Sclerotherapy of esophageal varices: long-term results and determinants of survival.

Between 1980 and 1986, 177 patients underwent sclerotherapy by means of the flexible fiberoptic endoscope for bleeding esophageal varices. Of these, 129 were treated with serial sclerotherapy alone. The remaining 48 patients underwent liver transplantation after sclerotherapy; these are reported separately. Patients were classified by Child's criteria, by the severity of the initial bleeding episode as reflected by the urgency of treatment, and by the nature of the underlying liver disease. Long-term survival rates were markedly influenced by Child's classification, with 83% of the patients in class A, 45% of those in class B, and 20% of those in class C surviving beyond 36 months (p less than 0.001). Urgent treatment was associated with a poorer survival than was elective treatment (p less than 0.001). Survival was not influenced by underlying alcoholic liver disease as compared to a nonalcoholic liver disease.

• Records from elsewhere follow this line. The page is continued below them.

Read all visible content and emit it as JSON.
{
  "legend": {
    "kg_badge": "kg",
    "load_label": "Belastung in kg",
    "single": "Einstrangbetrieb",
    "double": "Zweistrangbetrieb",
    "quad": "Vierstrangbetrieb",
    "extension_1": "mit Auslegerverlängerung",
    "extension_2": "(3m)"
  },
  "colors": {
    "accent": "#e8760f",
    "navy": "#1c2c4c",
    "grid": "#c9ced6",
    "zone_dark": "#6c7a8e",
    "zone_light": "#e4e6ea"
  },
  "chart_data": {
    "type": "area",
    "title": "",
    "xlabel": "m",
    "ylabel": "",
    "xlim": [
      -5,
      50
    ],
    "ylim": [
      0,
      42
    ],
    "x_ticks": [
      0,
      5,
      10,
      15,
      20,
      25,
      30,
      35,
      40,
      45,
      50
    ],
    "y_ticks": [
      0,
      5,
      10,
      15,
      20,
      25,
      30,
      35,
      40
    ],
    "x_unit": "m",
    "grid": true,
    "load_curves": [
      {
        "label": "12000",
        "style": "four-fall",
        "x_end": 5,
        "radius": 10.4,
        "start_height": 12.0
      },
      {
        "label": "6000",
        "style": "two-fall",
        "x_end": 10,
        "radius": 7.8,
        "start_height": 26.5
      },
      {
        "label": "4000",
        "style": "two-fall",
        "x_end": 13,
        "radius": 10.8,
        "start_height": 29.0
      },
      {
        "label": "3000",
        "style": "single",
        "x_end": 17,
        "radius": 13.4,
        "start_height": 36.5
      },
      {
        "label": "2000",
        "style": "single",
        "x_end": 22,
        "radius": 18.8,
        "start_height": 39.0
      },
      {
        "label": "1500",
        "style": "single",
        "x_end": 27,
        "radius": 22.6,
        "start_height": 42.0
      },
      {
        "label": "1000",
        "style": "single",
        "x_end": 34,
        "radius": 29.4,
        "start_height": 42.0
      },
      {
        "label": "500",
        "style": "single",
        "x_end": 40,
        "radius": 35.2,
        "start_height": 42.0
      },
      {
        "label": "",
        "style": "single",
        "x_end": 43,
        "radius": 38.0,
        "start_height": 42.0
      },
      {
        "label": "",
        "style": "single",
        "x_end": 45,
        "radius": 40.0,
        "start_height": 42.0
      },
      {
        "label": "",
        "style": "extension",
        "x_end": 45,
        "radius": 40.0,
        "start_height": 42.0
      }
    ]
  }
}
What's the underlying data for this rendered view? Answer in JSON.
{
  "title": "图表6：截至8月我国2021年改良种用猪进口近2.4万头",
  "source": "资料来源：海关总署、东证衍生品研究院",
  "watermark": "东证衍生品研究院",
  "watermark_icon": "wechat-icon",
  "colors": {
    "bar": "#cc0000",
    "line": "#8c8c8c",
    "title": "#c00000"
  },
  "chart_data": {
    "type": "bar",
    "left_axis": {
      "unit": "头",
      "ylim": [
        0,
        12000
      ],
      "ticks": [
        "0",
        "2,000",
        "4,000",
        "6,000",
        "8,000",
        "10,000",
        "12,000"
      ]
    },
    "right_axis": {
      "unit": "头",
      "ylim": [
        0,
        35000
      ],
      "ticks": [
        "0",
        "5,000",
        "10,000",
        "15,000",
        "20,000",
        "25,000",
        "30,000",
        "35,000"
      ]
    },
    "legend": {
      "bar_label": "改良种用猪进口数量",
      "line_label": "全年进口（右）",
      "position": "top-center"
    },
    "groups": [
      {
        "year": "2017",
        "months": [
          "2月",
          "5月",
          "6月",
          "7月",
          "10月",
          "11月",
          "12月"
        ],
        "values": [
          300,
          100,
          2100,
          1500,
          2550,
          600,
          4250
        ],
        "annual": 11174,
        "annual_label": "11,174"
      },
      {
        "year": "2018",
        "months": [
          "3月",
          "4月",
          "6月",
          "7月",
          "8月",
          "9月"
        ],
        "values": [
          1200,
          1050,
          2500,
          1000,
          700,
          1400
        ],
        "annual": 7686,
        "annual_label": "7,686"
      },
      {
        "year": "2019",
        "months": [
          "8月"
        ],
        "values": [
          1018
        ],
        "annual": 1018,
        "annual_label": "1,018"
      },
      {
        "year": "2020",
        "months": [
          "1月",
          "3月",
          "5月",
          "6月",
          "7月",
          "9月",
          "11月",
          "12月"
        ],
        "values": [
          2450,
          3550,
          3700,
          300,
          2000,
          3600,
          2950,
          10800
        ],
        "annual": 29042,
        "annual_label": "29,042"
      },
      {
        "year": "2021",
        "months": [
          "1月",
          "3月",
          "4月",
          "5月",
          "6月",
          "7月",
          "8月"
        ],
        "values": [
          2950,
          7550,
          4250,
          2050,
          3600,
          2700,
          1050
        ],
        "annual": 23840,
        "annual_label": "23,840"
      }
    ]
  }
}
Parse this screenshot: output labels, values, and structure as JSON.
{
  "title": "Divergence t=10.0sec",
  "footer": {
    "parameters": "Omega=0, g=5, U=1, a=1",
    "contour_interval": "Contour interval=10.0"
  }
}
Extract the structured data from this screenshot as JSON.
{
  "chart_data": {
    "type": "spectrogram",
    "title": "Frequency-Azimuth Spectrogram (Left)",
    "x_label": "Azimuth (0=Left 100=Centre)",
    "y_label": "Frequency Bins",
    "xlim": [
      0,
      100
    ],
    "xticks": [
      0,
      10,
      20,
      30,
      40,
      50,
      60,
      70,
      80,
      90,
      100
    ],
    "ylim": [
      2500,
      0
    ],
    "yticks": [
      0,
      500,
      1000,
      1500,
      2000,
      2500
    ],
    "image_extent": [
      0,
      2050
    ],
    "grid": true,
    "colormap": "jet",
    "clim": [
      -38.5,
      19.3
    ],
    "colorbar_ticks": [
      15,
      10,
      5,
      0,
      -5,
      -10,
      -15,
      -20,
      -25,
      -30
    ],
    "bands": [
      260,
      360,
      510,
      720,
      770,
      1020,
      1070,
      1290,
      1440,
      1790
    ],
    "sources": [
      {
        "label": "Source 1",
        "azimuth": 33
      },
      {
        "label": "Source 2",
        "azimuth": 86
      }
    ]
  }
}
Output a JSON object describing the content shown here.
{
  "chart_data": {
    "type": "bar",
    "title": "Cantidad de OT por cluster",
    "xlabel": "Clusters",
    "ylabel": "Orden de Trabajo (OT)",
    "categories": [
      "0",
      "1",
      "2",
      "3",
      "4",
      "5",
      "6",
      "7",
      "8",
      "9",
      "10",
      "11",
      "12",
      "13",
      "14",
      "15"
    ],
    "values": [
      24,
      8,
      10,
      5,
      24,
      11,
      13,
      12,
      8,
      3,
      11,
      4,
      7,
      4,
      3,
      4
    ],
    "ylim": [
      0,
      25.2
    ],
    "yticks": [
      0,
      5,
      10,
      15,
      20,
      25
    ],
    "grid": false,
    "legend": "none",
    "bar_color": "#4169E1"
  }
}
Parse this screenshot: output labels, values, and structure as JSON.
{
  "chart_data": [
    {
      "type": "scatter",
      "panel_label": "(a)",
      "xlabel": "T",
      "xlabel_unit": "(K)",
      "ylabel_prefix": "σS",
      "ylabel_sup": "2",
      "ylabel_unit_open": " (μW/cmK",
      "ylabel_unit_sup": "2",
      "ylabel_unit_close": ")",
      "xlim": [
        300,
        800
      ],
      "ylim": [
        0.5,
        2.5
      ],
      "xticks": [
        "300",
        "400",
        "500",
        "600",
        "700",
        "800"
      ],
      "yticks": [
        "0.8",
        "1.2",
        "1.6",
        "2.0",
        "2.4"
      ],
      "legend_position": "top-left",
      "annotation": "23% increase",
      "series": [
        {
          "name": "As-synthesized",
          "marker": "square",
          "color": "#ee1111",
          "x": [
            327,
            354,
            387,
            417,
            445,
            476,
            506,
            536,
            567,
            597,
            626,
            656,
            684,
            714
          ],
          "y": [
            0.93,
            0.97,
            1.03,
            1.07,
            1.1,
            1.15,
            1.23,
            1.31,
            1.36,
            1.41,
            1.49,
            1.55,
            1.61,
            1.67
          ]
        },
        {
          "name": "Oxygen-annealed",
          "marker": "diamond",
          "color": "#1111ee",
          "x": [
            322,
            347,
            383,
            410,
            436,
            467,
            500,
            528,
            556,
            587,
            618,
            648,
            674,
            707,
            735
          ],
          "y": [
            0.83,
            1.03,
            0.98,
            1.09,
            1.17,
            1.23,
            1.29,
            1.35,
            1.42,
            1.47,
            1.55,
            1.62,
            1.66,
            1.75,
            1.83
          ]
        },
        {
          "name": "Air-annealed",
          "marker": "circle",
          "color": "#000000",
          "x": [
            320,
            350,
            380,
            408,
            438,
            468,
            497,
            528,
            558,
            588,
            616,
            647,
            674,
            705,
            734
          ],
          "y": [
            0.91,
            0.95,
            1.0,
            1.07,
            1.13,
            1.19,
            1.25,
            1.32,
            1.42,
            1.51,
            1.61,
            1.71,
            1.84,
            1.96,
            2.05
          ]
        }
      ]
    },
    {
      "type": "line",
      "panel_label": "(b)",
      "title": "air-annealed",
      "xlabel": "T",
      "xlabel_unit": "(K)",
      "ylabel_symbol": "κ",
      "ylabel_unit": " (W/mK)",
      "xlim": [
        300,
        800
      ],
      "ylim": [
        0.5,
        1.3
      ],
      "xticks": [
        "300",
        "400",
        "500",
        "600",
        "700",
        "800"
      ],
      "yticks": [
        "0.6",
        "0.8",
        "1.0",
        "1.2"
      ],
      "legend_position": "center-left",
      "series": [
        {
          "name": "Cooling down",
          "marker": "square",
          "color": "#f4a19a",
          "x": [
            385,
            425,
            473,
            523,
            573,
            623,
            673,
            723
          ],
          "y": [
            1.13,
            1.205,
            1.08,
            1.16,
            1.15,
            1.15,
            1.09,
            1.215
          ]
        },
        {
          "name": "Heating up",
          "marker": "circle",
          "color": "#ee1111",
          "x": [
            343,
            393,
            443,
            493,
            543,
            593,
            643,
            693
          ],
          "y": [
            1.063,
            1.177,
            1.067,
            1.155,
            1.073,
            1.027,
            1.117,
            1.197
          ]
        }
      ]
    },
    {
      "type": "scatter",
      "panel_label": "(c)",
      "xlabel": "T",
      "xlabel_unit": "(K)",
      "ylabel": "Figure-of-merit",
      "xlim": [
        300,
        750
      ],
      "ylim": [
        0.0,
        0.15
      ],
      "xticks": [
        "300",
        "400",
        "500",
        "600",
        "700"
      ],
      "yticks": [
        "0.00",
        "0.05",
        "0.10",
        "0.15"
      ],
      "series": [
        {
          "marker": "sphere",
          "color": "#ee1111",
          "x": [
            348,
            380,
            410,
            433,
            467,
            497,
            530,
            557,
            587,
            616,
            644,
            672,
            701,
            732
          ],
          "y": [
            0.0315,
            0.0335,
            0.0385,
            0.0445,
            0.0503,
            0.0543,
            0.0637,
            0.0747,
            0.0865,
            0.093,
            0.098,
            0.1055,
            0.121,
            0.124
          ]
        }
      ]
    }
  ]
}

The majority of deaths occurred within the first 100 days after the initial treatment. Child's class B and C patients had the highest early mortality rates, particularly in an acute treatment setting. The most frequent causes of death included progressive liver failure and persistent hemorrhage. Sclerotherapy for bleeding esophageal varices may successfully control hemorrhage, but the influence of this treatment on long-term survival is limited. Hepatic reserve, indicated by Child's classification, is the major determinant of survival. Significant improvements in survival after variceal bleeding are intimately linked to improvement in liver function.